Feynman diagrams are literally terms of a perturbation theory expansion. Loops in Feynman diagrams represent higher order quantum corrections to underlying physics.
To determine the mass of a particle loops have to be taken into account. Loops drive the mass of a particle to infinity for they represent divergent integrals. Even if you make an energy cutoff to avoid infinity, loops drive the particle mass all the way to your energy cutoff.
Given the above statement, the reason why the masses of particles are so small is because symmetries "cancel" loop contributions and drive loop corrections to zero.

Mass of the Photon(See picture above):
When you calculate loops for to determine the photon mass you find the loop contribution is zero. This is because QED has a U(1) symmetry that cancels the loops and drives the mass to zero. Hence, because of symmetries the photon remains massless.

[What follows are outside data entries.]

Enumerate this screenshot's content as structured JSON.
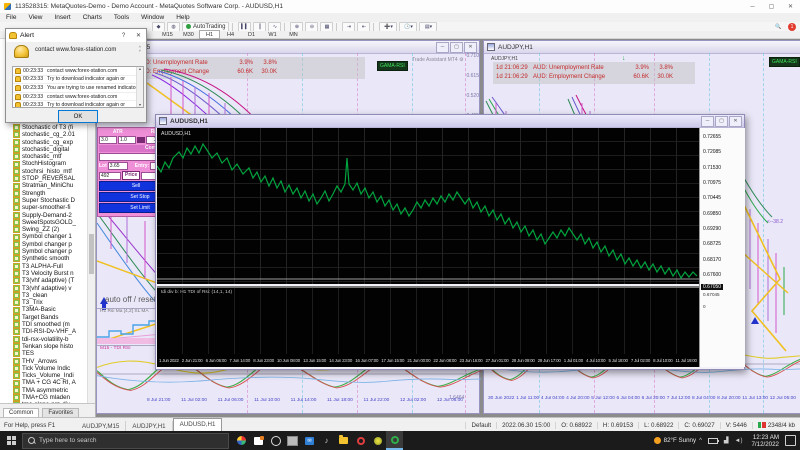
{
  "titlebar": {
    "title": "113528315: MetaQuotes-Demo - Demo Account - MetaQuotes Software Corp. - AUDUSD,H1"
  },
  "icons": {
    "minimize": "─",
    "maximize": "▢",
    "close": "✕",
    "help": "?",
    "scroll_up": "▲",
    "scroll_down": "▼",
    "spin_up": "˄",
    "spin_down": "˅",
    "gear": "⚙",
    "chevron_up": "^",
    "speaker": "◄)",
    "dropdown": "▾"
  },
  "menu": {
    "items": [
      "File",
      "View",
      "Insert",
      "Charts",
      "Tools",
      "Window",
      "Help"
    ]
  },
  "toolbar": {
    "autotrading": "AutoTrading"
  },
  "timeframes": {
    "items": [
      "M15",
      "M30",
      "H1",
      "H4",
      "D1",
      "W1",
      "MN"
    ],
    "active": "H1"
  },
  "alert": {
    "title": "Alert",
    "message": "contact www.forex-station.com",
    "ok": "OK",
    "rows": [
      {
        "time": "00:23:33",
        "text": "contact www.forex-station.com"
      },
      {
        "time": "00:23:33",
        "text": "Try to download indicator again or"
      },
      {
        "time": "00:23:33",
        "text": "You are trying to use renamed indicator"
      },
      {
        "time": "00:23:33",
        "text": "contact www.forex-station.com"
      },
      {
        "time": "00:23:33",
        "text": "Try to download indicator again or"
      }
    ]
  },
  "navigator": {
    "items": [
      "Stochastic of T3 (fi",
      "stochastic_cg_2.01",
      "stochastic_cg_exp",
      "stochastic_digital",
      "stochastic_mtf",
      "StochHistogram",
      "stochrsi_histo_mtf",
      "STOP_REVERSAL",
      "Stratman_MiniChu",
      "Strength",
      "Super Stochastic D",
      "super-smoother-fi",
      "Supply-Demand-2",
      "SweetSpotsGOLD_",
      "Swing_ZZ (2)",
      "Symbol changer 1",
      "Symbol changer p",
      "Symbol changer p",
      "Synthetic smooth",
      "T3 ALPHA-Full",
      "T3 Velocity Burst n",
      "T3(vhf adaptive) (T",
      "T3(vhf adaptive) v",
      "T3_clean",
      "T3_Trix",
      "T3MA-Basic",
      "Target Bands",
      "TDI smoothed (m",
      "TDI-RSI-Dv-VHF_A",
      "tdi-rsx-volatility-b",
      "Tenkan slope histo",
      "TES",
      "THV_Arrows",
      "Tick Volume Indic",
      "Ticks_Volume_Indi",
      "TMA + CG 4C RI, A",
      "TMA asymmetric",
      "TMA+CG mladen",
      "tma-slope-nrp-div"
    ],
    "tabs": [
      "Common",
      "Favorites"
    ]
  },
  "news": {
    "rows": [
      {
        "time": "1d 21:06:29",
        "label": "AUD: Unemployment Rate",
        "prev": "3.9%",
        "val": "3.8%"
      },
      {
        "time": "1d 21:06:29",
        "label": "AUD: Employment Change",
        "prev": "60.6K",
        "val": "30.0K"
      }
    ]
  },
  "left_window": {
    "title": "AUDJPY,M15",
    "trade_assistant": "Trade Assistant MT4",
    "badge": "GAMA-RSI",
    "scale_top": [
      "0.710",
      "0.615",
      "0.520",
      "0.425"
    ],
    "scale_mid": "12",
    "scale_bottom": "1.6464",
    "auto_text": "auto off / reset /",
    "sub1_label": "H1  Rsi Ma [4,2] SL MA",
    "sub2_label": "M15 - TDI RSI",
    "time_axis": [
      "8 Jul 21:00",
      "11 Jul 02:00",
      "11 Jul 06:00",
      "11 Jul 10:00",
      "11 Jul 14:00",
      "11 Jul 18:00",
      "11 Jul 22:00",
      "12 Jul 02:00",
      "12 Jul 06:00"
    ],
    "panel": {
      "col_labels": [
        "ATR",
        "R/SL",
        "Risk %/Ba"
      ],
      "values": [
        "3.0",
        "1.0",
        "2.00"
      ],
      "comment_header": "Comment",
      "comment_value": "Comment",
      "lot_label": "Lot",
      "lot_value": "3.65",
      "entry_label": "Entry:",
      "sl_value": "492",
      "price_btn": "Price",
      "sell_btn": "Sell",
      "set_stop_btn": "Set Stop",
      "set_limit_btn": "Set Limit",
      "buy_btn": "Buy"
    }
  },
  "right_window": {
    "title": "AUDJPY,H1",
    "label": "AUDJPY,H1",
    "badge": "GAMA-RSI",
    "fib_label": "<--38.2",
    "time_axis": [
      "30 Jun 2022",
      "1 Jul 11:00",
      "4 Jul 04:00",
      "4 Jul 20:00",
      "5 Jul 12:00",
      "6 Jul 04:00",
      "6 Jul 20:00",
      "7 Jul 12:00",
      "8 Jul 04:00",
      "8 Jul 20:00",
      "11 Jul 13:00",
      "12 Jul 05:00"
    ]
  },
  "front_window": {
    "title": "AUDUSD,H1",
    "label": "AUDUSD,H1",
    "sub_label": "tdi div b: H1 TDI of Rsi: (14,1, 14)",
    "price_axis": [
      "0.72655",
      "0.72085",
      "0.71530",
      "0.70975",
      "0.70445",
      "0.69850",
      "0.69290",
      "0.68725",
      "0.68170",
      "0.67600"
    ],
    "current_price": "0.67050",
    "price_below": "0.67045",
    "zero": "0",
    "time_axis": [
      "1 Jun 2022",
      "2 Jun 21:00",
      "6 Jun 06:00",
      "7 Jun 14:00",
      "8 Jun 23:00",
      "10 Jun 08:00",
      "13 Jun 15:00",
      "14 Jun 23:00",
      "16 Jun 07:00",
      "17 Jun 15:00",
      "21 Jun 00:00",
      "22 Jun 08:00",
      "23 Jun 16:00",
      "27 Jun 01:00",
      "28 Jun 09:00",
      "29 Jun 17:00",
      "1 Jul 01:00",
      "4 Jul 10:00",
      "5 Jul 18:00",
      "7 Jul 02:00",
      "8 Jul 10:00",
      "11 Jul 19:00"
    ]
  },
  "tabs": {
    "items": [
      "AUDJPY,M15",
      "AUDJPY,H1",
      "AUDUSD,H1"
    ],
    "active": "AUDUSD,H1"
  },
  "statusbar": {
    "help": "For Help, press F1",
    "profile": "Default",
    "datetime": "2022.06.30 15:00",
    "o": "O: 0.68922",
    "h": "H: 0.69153",
    "l": "L: 0.68922",
    "c": "C: 0.69027",
    "v": "V: 5446",
    "kb": "2348/4 kb"
  },
  "taskbar": {
    "search": "Type here to search",
    "weather": "82°F Sunny",
    "time": "12:23 AM",
    "date": "7/12/2022"
  },
  "colors": {
    "accent_green": "#2e9e3f",
    "chart_line": "#00a33e",
    "news_red": "#c42a2a",
    "badge_green": "#3fe05a",
    "alert_gold": "#f2c233"
  }
}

Mass of the Electron (See picture above):
Electron mass is small. This is because QED has an approximate axial U(1) symmetry in addition to the U(1) spoken above. This symmetry is broken giving the electron a slight mass. Because, the symmetry is "almost" there, enough of the loop contributions are canceled, and the electron's mass is still small. (Compared to infinity or the Plank scale where you make your cutoff.)
Mass of Higgs:
Now we turn to Higgs. There is no symmetry in the SM that should keep the Higgs mass small. Because of this, the mass of the Higgs should be driven toward infinity and should therefore be as big as the cutoff scale.(Usually taken to be plank scale.) But if the standard model Higgs is real, it should have a small mass, around 1 TeV.

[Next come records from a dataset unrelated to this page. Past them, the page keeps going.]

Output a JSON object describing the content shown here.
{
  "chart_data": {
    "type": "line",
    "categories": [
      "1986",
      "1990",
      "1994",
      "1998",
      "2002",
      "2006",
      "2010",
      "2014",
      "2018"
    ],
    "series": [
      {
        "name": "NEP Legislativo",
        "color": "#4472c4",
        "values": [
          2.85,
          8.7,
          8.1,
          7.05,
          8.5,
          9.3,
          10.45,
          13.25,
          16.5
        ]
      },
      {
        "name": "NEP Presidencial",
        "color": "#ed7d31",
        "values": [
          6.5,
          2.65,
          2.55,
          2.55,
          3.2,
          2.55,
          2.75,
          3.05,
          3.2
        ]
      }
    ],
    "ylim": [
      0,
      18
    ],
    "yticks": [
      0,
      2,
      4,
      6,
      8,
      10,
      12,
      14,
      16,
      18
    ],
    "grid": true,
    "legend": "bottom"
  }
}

This is called the hierarchy problem. There is no symmetry in the standard model to cancel these loop contributions to give the Higgs a small mass, yet the Higgs mass should be small if it exists.
So now here is the golden question: What symmetry, if it existed, would drive the quadratic loops of the Higgs mass to zero?
It turns out a symmetry that transforms fermions to bosons and vice versa is exactly the symmetry that does the trick. It does the job perfectly and the "quadratic divergences" of the loops are exactly canceled.
This symmetry is called supersymmetry. This was the first "convincing" evidence that something like supersymetry needs to exists. If it does, it makes sense that the Higgs mass is small.